Prólogo
MUCHOS AÑOS ATRÁS
Érase una vez un chico...
El chico estaba triste y se sentía perdido, sabía que su inocencia le había sido arrebatada, pero se negaba a permitir que también le arrebatasen la vida.
Los gritos lo despertaron nuevamente esa noche, ya había perdido la cuenta de cuantas veces su sueño había sido interrumpido debido a sus peleas.
No podía moverse.
Ni siquiera un pequeño músculo. Y temía que cambiar de posición lo delatara. Y delatarse significaría convertirse en el centro de su furia.
El olor nauseabundo de la habitación era más fuerte que nunca, por eso prefería dormir, en sus sueños no vomitaba sobre su cuerpo semidesnudo, debido a su ropa hecha harapos y tampoco escuchaba su llanto.
Pero esa noche fue diferente.
Sabía que lo peor estaba por venir.
Así que permaneció encogido, escondido en el pequeño armario, esperando. Siempre esperando que viniera a por él.
Todos sus huesos se contraían, rogando por estirarse, por movimiento. Quizás estaba a punto de morir. Morir era preferible a vivir de esa forma. Pero entonces el monstruo ganaría y no podía permitir eso.
Así que siguió respirando.
Esperando.
Entonces pudo escucharlo.
—Tan jodidamente rota. ¿Te has visto? ¿Has visto en lo que te has convertido? Eres un desastre. Das tanto asco. ¿Crees que puedo permitir que mis amigos te vean así? Llora. Las malas esposas merecen llorar. Sigue. Quiero ver más de esas dulces lágrimas.

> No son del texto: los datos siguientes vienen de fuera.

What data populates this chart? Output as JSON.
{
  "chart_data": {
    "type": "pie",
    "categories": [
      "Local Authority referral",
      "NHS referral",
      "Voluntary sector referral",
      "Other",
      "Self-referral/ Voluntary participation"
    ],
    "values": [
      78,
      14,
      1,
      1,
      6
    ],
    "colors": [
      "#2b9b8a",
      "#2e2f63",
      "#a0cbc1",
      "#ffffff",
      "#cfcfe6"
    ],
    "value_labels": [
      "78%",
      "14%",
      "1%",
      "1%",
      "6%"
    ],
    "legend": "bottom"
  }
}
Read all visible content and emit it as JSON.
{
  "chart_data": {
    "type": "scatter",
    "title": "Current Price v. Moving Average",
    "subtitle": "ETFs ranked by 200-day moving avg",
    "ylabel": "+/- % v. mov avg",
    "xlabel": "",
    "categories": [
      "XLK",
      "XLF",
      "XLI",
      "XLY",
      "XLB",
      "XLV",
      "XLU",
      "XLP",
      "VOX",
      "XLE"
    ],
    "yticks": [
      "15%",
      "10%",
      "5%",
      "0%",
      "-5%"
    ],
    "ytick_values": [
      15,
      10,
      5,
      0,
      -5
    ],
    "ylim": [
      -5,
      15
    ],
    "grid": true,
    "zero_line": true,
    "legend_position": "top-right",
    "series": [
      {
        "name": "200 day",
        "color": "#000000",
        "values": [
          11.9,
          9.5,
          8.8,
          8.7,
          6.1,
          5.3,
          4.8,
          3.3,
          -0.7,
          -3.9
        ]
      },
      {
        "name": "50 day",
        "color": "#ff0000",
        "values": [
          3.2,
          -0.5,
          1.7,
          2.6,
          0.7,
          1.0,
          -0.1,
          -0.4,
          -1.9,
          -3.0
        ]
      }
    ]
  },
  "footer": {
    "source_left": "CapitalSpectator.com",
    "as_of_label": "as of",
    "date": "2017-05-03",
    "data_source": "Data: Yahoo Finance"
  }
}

Palabras oscuras y viles llegaron a sus oídos. Palabras destinadas a ella.
Las cosas cayeron y se fragmentaron, cristal arañó el suelo, entonces ella tendría que limpiarlo a la mañana siguiente. Y diría que nada sucedió, porque necesitaba hacerle saber que estaría todo bien. No sabía como darle el futuro que deseaba y debido a ello le estaba arrebatando su presente.
—¿Cómo puedes ser tan inútil, mujer? —gruñó la bestia— ¿Quieres que me desquite con él? Esa mierdecilla no hace nada útil, solo camina por la casa como si le perteneciera, ya va siendo momento de que conozca su lugar.
Ella gritó. El ave enjaulada y encadenada comenzó a liberarse. Las cadenas se partieron y la jaula reventó. El grito que siguió no fue sobre miedo, era acerca de protección. De una madre protegiendo a su hijo. Por primera vez. Por única vez.
—Si le haces daño... te... arrepentirás —jadeó, el dolor fragmentando su cuerpo roto.
—Maldita perra, ¿te atreves a amenazarme?
Otro grito.
Otro fragmento de vidrio.
Pero... no tocó el suelo.
Él salió de su escondite. Sabía que no debía. Que corría peligro. Pero no pudo evitarlo. Necesitaba ver qué sucedía.
Entonces... lo vio, saliva teñida de rojo, como tela, deshilachándose, cayendo de su boca. Su cuerpo se balanceaba, buscando estabilidad. Sus manos se movieron en el aire, buscando... buscando algo y luego se cerraron en puños, aferrándose a la nada y cayó... cayó... cayó...
—¿Hael? Cariño...—la voz de su madre estaba rota, por los gritos y el llanto.
—¿Sí? —respondió él, aun sin saber cómo reaccionar.
—¿Puedes esperarme fuera? Mamá saldrá pronto.
El pequeño asintió en silencio y caminó en dirección al porche.
No pudo evitar pasar cerca del monstruo, su cráneo estaba fracturado, el contenido de su cabeza derramado en el suelo.
Fuera, hierbas secas de un jardín descuidado le dieron la bienvenida, empuñó su cabello, halándolo con fuerza, una vieja costumbre difícil de deshacer.
Su corazón dolía y no sabía por qué.
Finalmente la pesadilla había terminado, eso fue lo que siempre deseó.
Detrás de él una mujer se aferró a su pequeño cuerpo con todas sus fuerzas. Le pidió perdón por la vida que le dio. Por no haberlo protegido. Por ser una mala madre.
A su lado, todos sus miedos descansaban, <<sobrevivimos>> gritaron, ¿pero a qué precio?, señalaron sus sueños.
Por encima, un dios furioso frunció el ceño ante lo que ella fue capaz de hacer.
Por debajo, el diablo encantado abrió los portones del infierno.
En la distancia... luces rojas y azules parpadearon, las sirenas sonaban, el futuro lloraba y el destino gritó: aún hay tiempo.